Whenever I write or post pictures from various parts of the UK, all my ActiveRain friends seem to like it. So this is part of a new daily series introducing you all to various parts of this lovely little island! If you've got any special requests for certain English places, just drop me a line and it could be featured next!
Today we're talking about Bury St Edmunds :-)
Bury St. Edmunds, one of the few towns in England that doesn’t end in Ton, Ing, Ham or Ford is situated in the heart of John Constable’s county of Suffolk. It earns its unique name from its dark and complicated history. Originally a Saxon monastery, King Edmund was buried here in the 900s, of which his fame brought prosperity and growth to the surrounding town. Monasteries crumbled, abbeys were erected and power regularly changed hands up until the wool trade in the 15th century, which allowed the market and nearby villages to flourish.

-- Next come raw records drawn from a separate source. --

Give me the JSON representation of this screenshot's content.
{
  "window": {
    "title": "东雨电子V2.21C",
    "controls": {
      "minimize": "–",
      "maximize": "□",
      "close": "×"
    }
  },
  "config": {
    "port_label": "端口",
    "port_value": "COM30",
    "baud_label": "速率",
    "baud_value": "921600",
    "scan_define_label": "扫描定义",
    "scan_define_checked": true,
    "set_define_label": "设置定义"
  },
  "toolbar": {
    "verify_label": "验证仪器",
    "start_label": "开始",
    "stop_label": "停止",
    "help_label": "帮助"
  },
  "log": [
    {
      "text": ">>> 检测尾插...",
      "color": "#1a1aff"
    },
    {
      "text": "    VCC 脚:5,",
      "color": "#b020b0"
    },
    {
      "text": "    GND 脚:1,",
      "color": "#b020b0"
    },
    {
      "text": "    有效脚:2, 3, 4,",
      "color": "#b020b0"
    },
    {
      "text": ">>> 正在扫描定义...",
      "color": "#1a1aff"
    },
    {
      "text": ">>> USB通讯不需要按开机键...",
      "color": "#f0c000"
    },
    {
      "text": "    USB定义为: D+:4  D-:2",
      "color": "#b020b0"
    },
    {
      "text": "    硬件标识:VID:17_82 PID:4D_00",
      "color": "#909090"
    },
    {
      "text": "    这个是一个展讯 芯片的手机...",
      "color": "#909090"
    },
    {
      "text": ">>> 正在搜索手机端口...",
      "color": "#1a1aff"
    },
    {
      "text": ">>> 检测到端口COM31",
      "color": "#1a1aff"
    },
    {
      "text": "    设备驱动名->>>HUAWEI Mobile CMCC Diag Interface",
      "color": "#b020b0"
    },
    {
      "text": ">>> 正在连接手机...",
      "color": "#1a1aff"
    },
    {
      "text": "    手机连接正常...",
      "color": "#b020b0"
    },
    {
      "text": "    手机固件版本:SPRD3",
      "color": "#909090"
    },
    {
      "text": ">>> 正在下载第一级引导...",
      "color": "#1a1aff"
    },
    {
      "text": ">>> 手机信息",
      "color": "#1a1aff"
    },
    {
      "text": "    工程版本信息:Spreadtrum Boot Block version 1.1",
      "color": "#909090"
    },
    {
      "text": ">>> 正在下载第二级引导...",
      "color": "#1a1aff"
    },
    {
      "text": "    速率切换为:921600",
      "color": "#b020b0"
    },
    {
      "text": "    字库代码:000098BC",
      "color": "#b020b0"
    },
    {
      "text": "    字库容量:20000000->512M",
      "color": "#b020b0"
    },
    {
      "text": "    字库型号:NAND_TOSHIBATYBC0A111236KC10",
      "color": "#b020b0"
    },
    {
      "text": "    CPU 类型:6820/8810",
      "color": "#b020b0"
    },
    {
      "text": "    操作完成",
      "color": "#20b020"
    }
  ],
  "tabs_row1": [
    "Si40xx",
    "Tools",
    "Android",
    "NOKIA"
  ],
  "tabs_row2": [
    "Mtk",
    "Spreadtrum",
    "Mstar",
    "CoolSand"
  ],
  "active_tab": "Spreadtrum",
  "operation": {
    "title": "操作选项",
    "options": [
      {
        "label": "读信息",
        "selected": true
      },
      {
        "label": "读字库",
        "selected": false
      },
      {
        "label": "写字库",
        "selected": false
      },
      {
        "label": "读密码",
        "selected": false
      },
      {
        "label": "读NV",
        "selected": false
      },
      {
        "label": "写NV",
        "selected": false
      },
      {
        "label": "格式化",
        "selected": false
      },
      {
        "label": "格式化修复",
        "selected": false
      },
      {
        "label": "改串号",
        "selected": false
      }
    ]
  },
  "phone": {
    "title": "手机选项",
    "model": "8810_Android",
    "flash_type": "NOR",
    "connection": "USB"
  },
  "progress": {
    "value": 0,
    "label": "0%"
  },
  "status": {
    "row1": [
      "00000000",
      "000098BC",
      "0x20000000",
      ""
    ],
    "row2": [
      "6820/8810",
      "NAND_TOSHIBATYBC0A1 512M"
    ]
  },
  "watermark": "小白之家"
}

In the following 200 years, some of the largest witch trials were held in the town by the “Witch finder General” Matthew Hopkins.
Despite the dark history, Bury St Edmunds’ town centre is a beautiful place with plenty of independent shops, bars and restaurants. The ruins of the abbey are open to the public and host some beautiful flower gardens and even a tiny bird zoo.

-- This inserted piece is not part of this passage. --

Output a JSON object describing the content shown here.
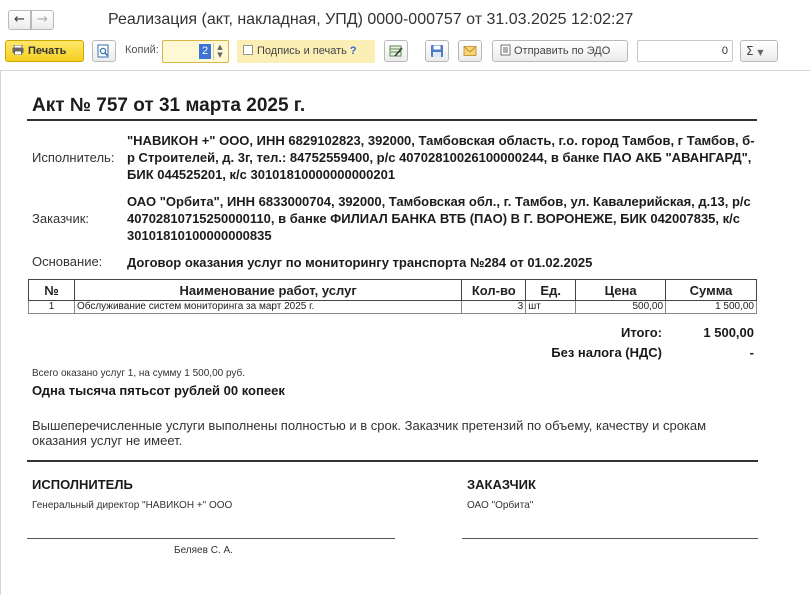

If you’re in to your ales, you’ll find the freshest Greene King beer in the country, as the brewery is based right in the town centre and fills the streets with delicious hoppy smells for most of the year. The Old Cannon Brewery also offers some independent and very high quality tipple.

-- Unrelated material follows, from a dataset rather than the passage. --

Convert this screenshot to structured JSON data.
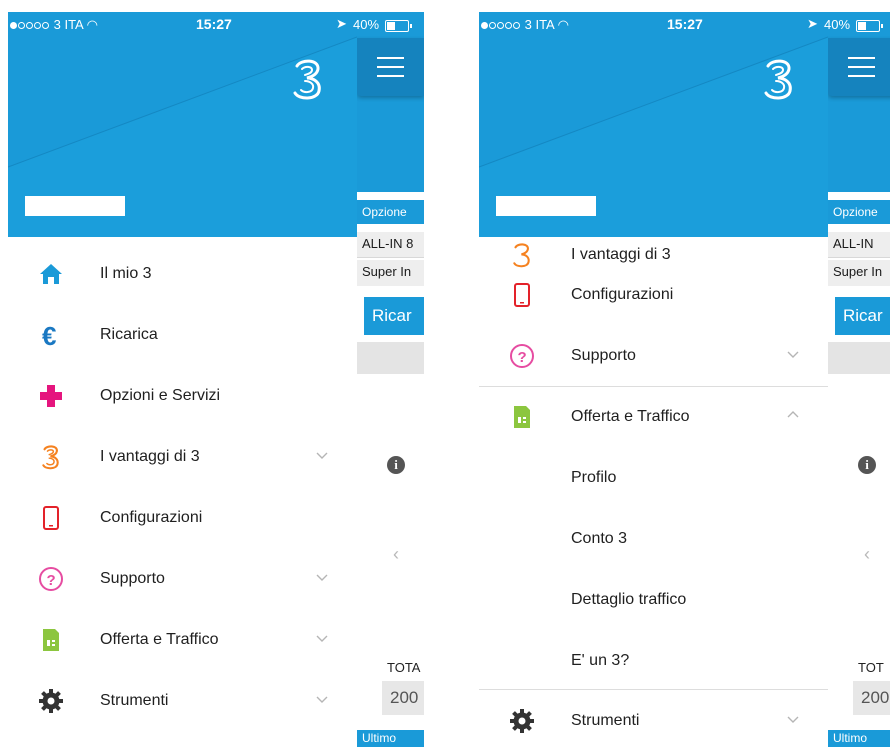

Travel wise, London can be a bit far on the train but is still commutable, and property prices are considerably lower than Cambridge and Ipswich. If you work in the latter two towns of course, you can be at work in about half an hour. Also, if you’re in to your country property, the surrounding villages to Bury St Edmunds play host to one The Rothschild’s estates as well as Claudia Schiffer’s little agricultural project. In the summer, West Suffolk’s colour scheme is unrivalled as golden fields of wheat and barley compliment the ‘Suffolk-pink’ cottages that are so common around Bury.
If you like the sound of Bury St Edmunds, and you’re not a witch of course, why not check it out?